For people in New York who have not yet moved forward with estate planning or have a loved one who died without a will, it is important to know what will happen. For those with significant assets or limited assets, it is wise to think about a basic estate plan, regardless of the circumstances. If there was no will, the heirs should have legal help as well.
When there is no will, there are certain rules for who gets what. In a situation where the decedent was married but did not have any children, everything will automatically be given to the spouse. If there were children but no spouse, the children will be left everything. If there was a spouse and children, the spouse will get the first $50,000 and half of the balance. Children will receive everything else. If the parents of the decedent are still alive but there is no spouse or children, the parents will get everything. If there are siblings and no spouse, children or parents, the siblings will get everything.

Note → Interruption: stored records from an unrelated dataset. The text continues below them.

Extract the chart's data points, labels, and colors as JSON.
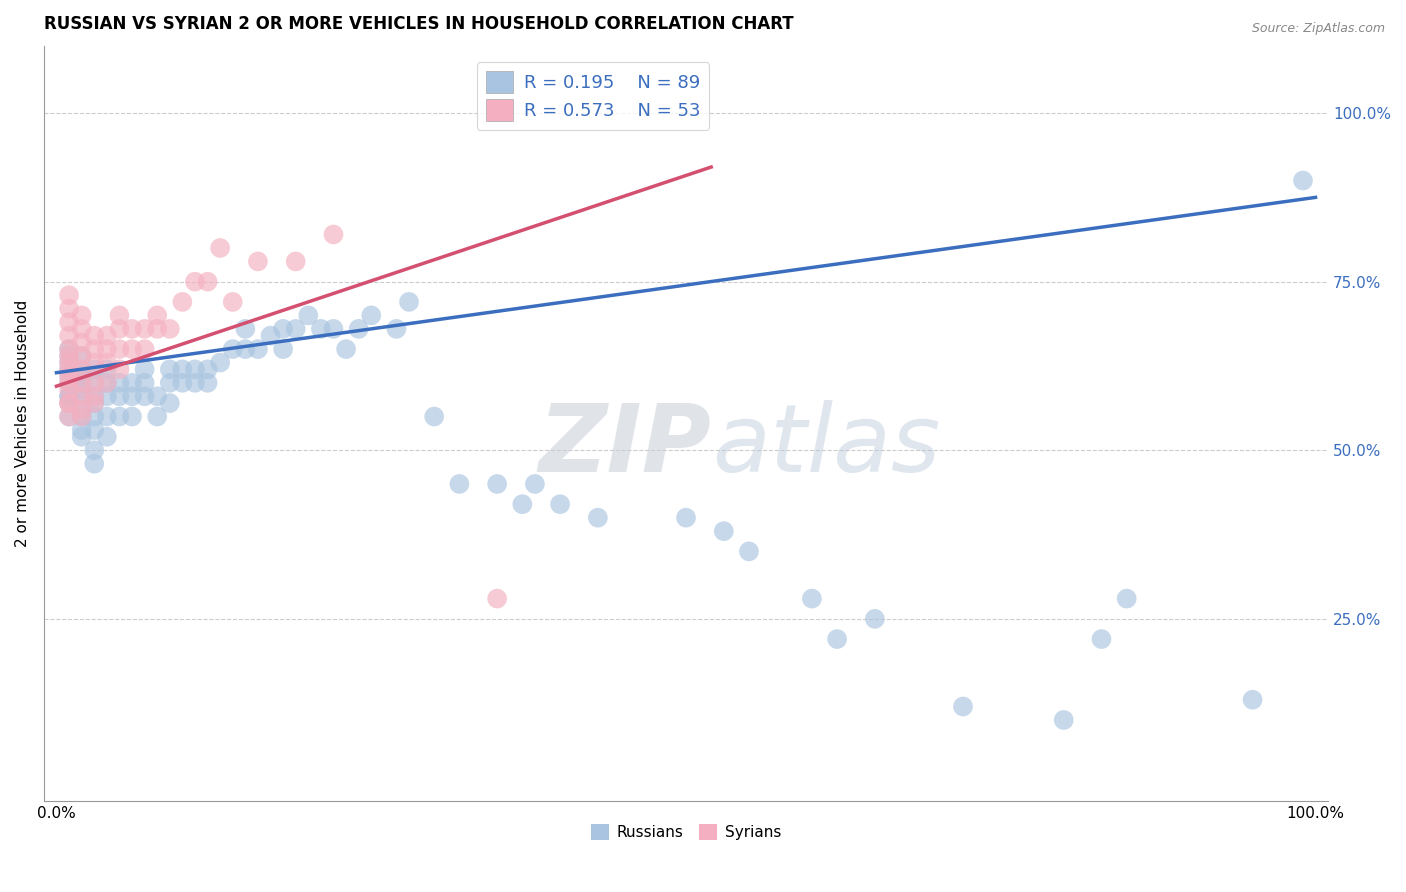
{
  "title": "RUSSIAN VS SYRIAN 2 OR MORE VEHICLES IN HOUSEHOLD CORRELATION CHART",
  "source_text": "Source: ZipAtlas.com",
  "ylabel": "2 or more Vehicles in Household",
  "xlim": [
    0,
    1
  ],
  "ylim": [
    -0.02,
    1.1
  ],
  "ytick_positions": [
    0.25,
    0.5,
    0.75,
    1.0
  ],
  "ytick_labels_right": [
    "25.0%",
    "50.0%",
    "75.0%",
    "100.0%"
  ],
  "watermark_zip": "ZIP",
  "watermark_atlas": "atlas",
  "russian_R": 0.195,
  "russian_N": 89,
  "syrian_R": 0.573,
  "syrian_N": 53,
  "russian_color": "#a8c4e0",
  "syrian_color": "#f4b0c0",
  "russian_line_color": "#3c6ebf",
  "syrian_line_color": "#d45070",
  "legend_label_russian": "Russians",
  "legend_label_syrian": "Syrians",
  "title_fontsize": 12,
  "russian_line_x0": 0.0,
  "russian_line_y0": 0.615,
  "russian_line_x1": 1.0,
  "russian_line_y1": 0.875,
  "syrian_line_x0": 0.0,
  "syrian_line_y0": 0.595,
  "syrian_line_x1": 0.52,
  "syrian_line_y1": 0.92,
  "russian_pts_x": [
    0.01,
    0.01,
    0.01,
    0.01,
    0.01,
    0.01,
    0.01,
    0.01,
    0.01,
    0.01,
    0.02,
    0.02,
    0.02,
    0.02,
    0.02,
    0.02,
    0.02,
    0.02,
    0.02,
    0.02,
    0.03,
    0.03,
    0.03,
    0.03,
    0.03,
    0.03,
    0.03,
    0.03,
    0.04,
    0.04,
    0.04,
    0.04,
    0.04,
    0.05,
    0.05,
    0.05,
    0.06,
    0.06,
    0.06,
    0.07,
    0.07,
    0.07,
    0.08,
    0.08,
    0.09,
    0.09,
    0.09,
    0.1,
    0.1,
    0.11,
    0.11,
    0.12,
    0.12,
    0.13,
    0.14,
    0.15,
    0.15,
    0.16,
    0.17,
    0.18,
    0.18,
    0.19,
    0.2,
    0.21,
    0.22,
    0.23,
    0.24,
    0.25,
    0.27,
    0.28,
    0.3,
    0.32,
    0.35,
    0.37,
    0.38,
    0.4,
    0.43,
    0.5,
    0.53,
    0.55,
    0.6,
    0.62,
    0.65,
    0.72,
    0.8,
    0.83,
    0.85,
    0.95,
    0.99
  ],
  "russian_pts_y": [
    0.58,
    0.61,
    0.63,
    0.65,
    0.62,
    0.6,
    0.58,
    0.57,
    0.55,
    0.64,
    0.6,
    0.62,
    0.64,
    0.61,
    0.59,
    0.58,
    0.56,
    0.55,
    0.53,
    0.52,
    0.57,
    0.6,
    0.62,
    0.58,
    0.55,
    0.53,
    0.5,
    0.48,
    0.58,
    0.6,
    0.62,
    0.55,
    0.52,
    0.6,
    0.58,
    0.55,
    0.58,
    0.6,
    0.55,
    0.6,
    0.62,
    0.58,
    0.58,
    0.55,
    0.6,
    0.62,
    0.57,
    0.6,
    0.62,
    0.62,
    0.6,
    0.62,
    0.6,
    0.63,
    0.65,
    0.65,
    0.68,
    0.65,
    0.67,
    0.68,
    0.65,
    0.68,
    0.7,
    0.68,
    0.68,
    0.65,
    0.68,
    0.7,
    0.68,
    0.72,
    0.55,
    0.45,
    0.45,
    0.42,
    0.45,
    0.42,
    0.4,
    0.4,
    0.38,
    0.35,
    0.28,
    0.22,
    0.25,
    0.12,
    0.1,
    0.22,
    0.28,
    0.13,
    0.9
  ],
  "syrian_pts_x": [
    0.01,
    0.01,
    0.01,
    0.01,
    0.01,
    0.01,
    0.01,
    0.01,
    0.01,
    0.01,
    0.01,
    0.01,
    0.01,
    0.01,
    0.02,
    0.02,
    0.02,
    0.02,
    0.02,
    0.02,
    0.02,
    0.02,
    0.02,
    0.03,
    0.03,
    0.03,
    0.03,
    0.03,
    0.03,
    0.04,
    0.04,
    0.04,
    0.04,
    0.05,
    0.05,
    0.05,
    0.05,
    0.06,
    0.06,
    0.07,
    0.07,
    0.08,
    0.08,
    0.09,
    0.1,
    0.11,
    0.12,
    0.13,
    0.14,
    0.16,
    0.19,
    0.22,
    0.35
  ],
  "syrian_pts_y": [
    0.6,
    0.62,
    0.64,
    0.65,
    0.67,
    0.69,
    0.71,
    0.73,
    0.55,
    0.57,
    0.59,
    0.61,
    0.63,
    0.57,
    0.6,
    0.62,
    0.64,
    0.66,
    0.68,
    0.7,
    0.58,
    0.56,
    0.55,
    0.65,
    0.67,
    0.63,
    0.6,
    0.58,
    0.57,
    0.65,
    0.67,
    0.63,
    0.6,
    0.68,
    0.7,
    0.65,
    0.62,
    0.68,
    0.65,
    0.68,
    0.65,
    0.7,
    0.68,
    0.68,
    0.72,
    0.75,
    0.75,
    0.8,
    0.72,
    0.78,
    0.78,
    0.82,
    0.28
  ]
}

When children are set to inherit from the parents, there must be a parent-child relationship. An adopted child will be viewed the same way as a biological child. Unless foster children or stepchildren were legally adopted, they will not inherit anything. If there was a child born outside the marriage, paternity must be shown before the child can inherit anything. When a child has died prior to the decedent and the child had children of their own, the grandchildren will inherit in the place of the child who died. For decedents who have no family whatsoever, the state will receive the property.
Will planning is imperative, not just because it lets the testator determine who will receive what, but, if there are people outside the family that the person wishes to give assets to, they must be included in a will. Understanding how intestacy will affect the distribution of assets is essential. Those who have had a loved one die intestate should have legal assistance from an attorney experienced in estate administration.